The queen stage was Stage Four. It had two Category 1 climbs and a few uncategorized climbs that seemed harder than any of the Cat 2 ascents we had earlier in the week. I stayed near the front until the Cat 1, which came only 45k of racing into a 140k stage. I was feeling fairly comfortable until Pierrick Federigo (who rides for Bbox Bouygues Telecom) attacked. The field stretched out. I wasn’t the first to come off, but it felt just as lonely after all the team cars passed me and I was riding in no-man’s land. I caught up to the second peloton — the big group trailing the lead pack — near the top of the second Cat 1, and my reward was getting to roll in with a group that included 2006 Tour de France winner Oscar Pereiro.

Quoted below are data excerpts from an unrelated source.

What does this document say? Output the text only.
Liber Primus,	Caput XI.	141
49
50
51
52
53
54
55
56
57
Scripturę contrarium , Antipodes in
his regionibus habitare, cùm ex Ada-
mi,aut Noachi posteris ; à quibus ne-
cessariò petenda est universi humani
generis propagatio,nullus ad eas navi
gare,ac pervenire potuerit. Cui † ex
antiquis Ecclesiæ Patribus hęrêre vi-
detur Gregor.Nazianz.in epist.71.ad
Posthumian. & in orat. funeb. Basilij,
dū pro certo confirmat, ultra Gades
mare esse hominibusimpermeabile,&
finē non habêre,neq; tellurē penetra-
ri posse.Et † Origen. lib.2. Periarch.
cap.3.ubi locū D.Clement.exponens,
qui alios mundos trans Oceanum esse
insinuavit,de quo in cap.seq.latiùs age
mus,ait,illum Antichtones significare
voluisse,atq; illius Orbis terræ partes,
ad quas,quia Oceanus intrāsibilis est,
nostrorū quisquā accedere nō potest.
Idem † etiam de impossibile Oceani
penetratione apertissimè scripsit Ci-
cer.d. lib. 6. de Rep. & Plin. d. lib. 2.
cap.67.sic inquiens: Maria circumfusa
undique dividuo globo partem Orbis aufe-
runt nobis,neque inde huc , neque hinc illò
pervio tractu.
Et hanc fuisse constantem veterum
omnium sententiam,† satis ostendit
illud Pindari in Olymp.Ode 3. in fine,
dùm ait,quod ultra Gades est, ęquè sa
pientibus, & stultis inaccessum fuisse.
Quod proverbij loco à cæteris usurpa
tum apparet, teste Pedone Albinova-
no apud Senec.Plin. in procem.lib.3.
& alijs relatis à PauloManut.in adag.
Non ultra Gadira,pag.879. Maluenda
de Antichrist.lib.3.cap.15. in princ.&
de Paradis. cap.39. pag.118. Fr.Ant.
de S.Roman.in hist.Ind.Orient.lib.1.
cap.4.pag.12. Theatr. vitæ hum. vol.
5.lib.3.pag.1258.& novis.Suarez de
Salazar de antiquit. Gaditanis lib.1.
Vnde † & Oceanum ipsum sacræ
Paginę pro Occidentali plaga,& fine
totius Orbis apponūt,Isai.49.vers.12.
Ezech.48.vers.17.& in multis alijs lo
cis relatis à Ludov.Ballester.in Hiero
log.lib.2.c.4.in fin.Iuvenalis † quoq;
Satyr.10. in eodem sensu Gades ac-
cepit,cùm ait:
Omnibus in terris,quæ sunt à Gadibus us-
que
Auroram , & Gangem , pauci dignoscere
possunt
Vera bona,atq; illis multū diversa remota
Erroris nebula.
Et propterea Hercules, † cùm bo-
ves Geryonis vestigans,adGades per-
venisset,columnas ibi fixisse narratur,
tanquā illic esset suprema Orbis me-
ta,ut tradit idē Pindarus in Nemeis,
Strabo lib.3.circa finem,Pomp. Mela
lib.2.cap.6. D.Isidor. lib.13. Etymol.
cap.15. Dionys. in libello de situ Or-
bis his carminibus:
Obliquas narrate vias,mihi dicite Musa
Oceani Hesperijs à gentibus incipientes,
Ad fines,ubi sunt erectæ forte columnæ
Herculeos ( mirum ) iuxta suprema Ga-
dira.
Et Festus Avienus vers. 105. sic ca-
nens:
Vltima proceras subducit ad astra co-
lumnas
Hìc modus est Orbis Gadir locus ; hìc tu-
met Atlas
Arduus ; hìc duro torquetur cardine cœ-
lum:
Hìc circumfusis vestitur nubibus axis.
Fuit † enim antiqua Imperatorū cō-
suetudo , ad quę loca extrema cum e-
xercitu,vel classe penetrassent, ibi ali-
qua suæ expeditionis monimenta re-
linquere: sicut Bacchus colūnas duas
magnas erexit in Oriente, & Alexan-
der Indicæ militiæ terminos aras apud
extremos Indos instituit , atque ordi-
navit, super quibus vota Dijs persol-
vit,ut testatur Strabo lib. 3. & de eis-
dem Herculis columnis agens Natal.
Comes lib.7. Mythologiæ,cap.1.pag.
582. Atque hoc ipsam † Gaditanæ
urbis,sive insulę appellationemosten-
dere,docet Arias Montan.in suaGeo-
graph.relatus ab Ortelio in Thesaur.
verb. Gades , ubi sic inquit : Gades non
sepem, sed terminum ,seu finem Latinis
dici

The last stage again started with a climb, this time a Cat 3. I knew it was going to hurt. But I made it over that climb with the group, then the next one, and all the rest. I should have been more worn out, but I had more snap than the previous days. In the final seven laps of the closing circuit, the crazy speeds and singled-out lines didn’t bother me as much as before. So the last surprise of this first race was a good one: Sometimes if you hang in there, something happens to your legs and you feel better. This is a strange way to make a living.